I believe children are genuine beings. I believe they are untainted purity. I believe children care. I believe they are compassionate. Like a butterfly, children enthusiastically soar through the world without realizing their beauty. I believe we were all this way once upon a time.
I am at the park gazing across the soil. I smile at my children. They leap through the air aimlessly. Glee bursts from their bodies. He gains momentum and darts under the slide. Suddenly he flattens himself on the ground and slithers across the earth. “Hisssss…I’m a snake,” he whispers. She dashes through an expansive field of pansies. Suddenly she stops. She gazes into the crystal clear sky. Her arms extend above her head and she twirls around and around. “I am a princess,” she squeals delightfully.
I think of the ballerina who lived in my jewelry box when I was a little girl. I remember opening the box, listening to the music, and spinning around my room. The ballerina and I danced in the clouds. It was blissful. I lived in the moment.
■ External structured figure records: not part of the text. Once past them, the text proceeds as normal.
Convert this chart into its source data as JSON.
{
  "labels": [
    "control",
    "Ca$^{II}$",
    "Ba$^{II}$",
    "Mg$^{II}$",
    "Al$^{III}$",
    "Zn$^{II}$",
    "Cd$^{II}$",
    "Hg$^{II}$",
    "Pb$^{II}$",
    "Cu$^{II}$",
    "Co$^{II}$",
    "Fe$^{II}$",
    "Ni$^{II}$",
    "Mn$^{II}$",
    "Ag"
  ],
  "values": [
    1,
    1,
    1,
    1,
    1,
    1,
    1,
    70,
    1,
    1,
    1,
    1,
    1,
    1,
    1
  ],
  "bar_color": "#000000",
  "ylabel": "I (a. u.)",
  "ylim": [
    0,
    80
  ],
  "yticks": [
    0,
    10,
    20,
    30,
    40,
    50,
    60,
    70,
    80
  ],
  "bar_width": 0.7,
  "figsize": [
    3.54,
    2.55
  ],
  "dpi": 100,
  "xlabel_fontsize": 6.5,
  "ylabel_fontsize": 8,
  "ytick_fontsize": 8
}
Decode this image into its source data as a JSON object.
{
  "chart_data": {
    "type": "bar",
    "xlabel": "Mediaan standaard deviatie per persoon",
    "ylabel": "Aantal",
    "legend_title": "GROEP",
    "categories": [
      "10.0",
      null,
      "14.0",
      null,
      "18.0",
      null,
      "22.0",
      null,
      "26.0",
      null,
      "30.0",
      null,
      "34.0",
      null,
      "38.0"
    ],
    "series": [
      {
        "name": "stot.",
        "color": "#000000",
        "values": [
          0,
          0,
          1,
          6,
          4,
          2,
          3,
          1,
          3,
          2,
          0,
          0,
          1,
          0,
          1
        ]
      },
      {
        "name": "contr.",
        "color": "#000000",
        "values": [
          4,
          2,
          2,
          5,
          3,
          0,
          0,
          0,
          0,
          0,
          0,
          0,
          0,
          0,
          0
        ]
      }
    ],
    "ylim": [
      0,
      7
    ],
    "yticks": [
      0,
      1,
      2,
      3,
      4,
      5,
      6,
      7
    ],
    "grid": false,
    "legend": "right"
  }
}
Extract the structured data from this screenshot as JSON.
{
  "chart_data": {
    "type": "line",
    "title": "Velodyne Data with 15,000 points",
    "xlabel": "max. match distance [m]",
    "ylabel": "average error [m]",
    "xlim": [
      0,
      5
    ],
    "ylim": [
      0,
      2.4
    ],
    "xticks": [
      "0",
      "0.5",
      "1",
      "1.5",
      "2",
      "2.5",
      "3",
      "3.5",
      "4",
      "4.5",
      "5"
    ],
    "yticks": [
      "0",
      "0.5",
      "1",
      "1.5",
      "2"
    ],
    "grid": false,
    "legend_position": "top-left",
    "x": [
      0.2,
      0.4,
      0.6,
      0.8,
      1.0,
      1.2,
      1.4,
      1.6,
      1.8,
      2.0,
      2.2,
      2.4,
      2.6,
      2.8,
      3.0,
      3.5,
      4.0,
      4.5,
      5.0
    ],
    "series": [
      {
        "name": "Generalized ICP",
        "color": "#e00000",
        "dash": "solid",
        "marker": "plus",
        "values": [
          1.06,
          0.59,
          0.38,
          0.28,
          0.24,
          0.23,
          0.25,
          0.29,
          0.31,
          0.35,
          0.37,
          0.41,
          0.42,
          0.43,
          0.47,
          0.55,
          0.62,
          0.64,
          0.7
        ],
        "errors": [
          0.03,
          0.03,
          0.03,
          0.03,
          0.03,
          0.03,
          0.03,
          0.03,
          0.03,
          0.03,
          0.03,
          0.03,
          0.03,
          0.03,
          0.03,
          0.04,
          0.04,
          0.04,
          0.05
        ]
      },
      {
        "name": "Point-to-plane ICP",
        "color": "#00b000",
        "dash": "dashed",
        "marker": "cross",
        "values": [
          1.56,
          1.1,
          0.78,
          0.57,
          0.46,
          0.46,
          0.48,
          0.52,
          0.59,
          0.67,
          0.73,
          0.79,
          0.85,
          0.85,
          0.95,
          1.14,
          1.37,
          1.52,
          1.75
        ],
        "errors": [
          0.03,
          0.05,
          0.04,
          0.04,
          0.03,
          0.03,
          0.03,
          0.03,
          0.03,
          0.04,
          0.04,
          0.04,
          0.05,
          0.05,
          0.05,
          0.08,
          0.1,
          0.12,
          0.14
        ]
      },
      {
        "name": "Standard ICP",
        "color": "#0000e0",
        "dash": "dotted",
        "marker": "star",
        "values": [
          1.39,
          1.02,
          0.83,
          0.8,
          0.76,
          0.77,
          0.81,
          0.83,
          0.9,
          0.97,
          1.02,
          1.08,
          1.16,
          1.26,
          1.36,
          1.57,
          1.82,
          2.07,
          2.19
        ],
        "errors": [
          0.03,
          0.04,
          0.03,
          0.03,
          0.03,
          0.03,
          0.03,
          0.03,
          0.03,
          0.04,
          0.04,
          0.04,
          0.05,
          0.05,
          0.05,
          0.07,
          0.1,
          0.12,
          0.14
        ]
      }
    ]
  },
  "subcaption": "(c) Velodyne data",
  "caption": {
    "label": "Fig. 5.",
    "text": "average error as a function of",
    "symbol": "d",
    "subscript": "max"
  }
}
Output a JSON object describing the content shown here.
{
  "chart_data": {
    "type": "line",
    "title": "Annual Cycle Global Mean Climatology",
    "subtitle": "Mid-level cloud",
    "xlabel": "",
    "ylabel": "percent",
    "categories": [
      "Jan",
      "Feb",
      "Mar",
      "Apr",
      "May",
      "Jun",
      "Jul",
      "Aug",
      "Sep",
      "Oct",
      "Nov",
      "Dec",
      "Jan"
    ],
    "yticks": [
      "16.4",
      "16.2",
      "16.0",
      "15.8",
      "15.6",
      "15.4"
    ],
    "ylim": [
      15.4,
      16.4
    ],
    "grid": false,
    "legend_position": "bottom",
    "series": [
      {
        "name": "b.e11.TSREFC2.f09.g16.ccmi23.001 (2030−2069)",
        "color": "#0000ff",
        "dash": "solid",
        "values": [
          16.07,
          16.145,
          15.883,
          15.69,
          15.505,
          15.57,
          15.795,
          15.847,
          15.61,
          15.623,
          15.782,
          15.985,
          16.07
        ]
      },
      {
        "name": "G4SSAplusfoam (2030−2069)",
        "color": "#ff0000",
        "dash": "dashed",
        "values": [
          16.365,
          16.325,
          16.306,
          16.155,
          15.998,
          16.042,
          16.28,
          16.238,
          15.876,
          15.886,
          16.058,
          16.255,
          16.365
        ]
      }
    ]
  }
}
I believe that child was innocent.
I watch my children sit on a pile of pillows scattered in the center of the room. “Don’t fall into the water,” he exclaims as he rocks side-to-side. She rolls off the boat and giggles uncontrollably. “Don’t worry, I can swim,” she cries while moving her chubby legs and arms. I believe they are in the ocean. They share their imaginations.
We walk down a bustling city street. The air is crisp and our breath clouds the way. The children blow hot air through their mouths. They watch smoke shoot out in amazement. Eventually, the novelty wears off and they are cold. I believe children are inspired.
We stop and buy scarves from a vendor. My son gazes upward and stares at the elderly lady. “Why is her face so wrinkly?” he inquires. I explain she has enjoyed many years full of smiles and joy. Happiness is always present and shown through the lines. As I hold his cold, apple-like cheeks in my bare hands he grins, “I hope my face will have lines, too.” I believe children are honest.
The butterfly continues to soar jubilantly. It is curious and eager. I believe children are virtuous. I believe children can teach. I believe we can learn from them. I believe children are butterflies.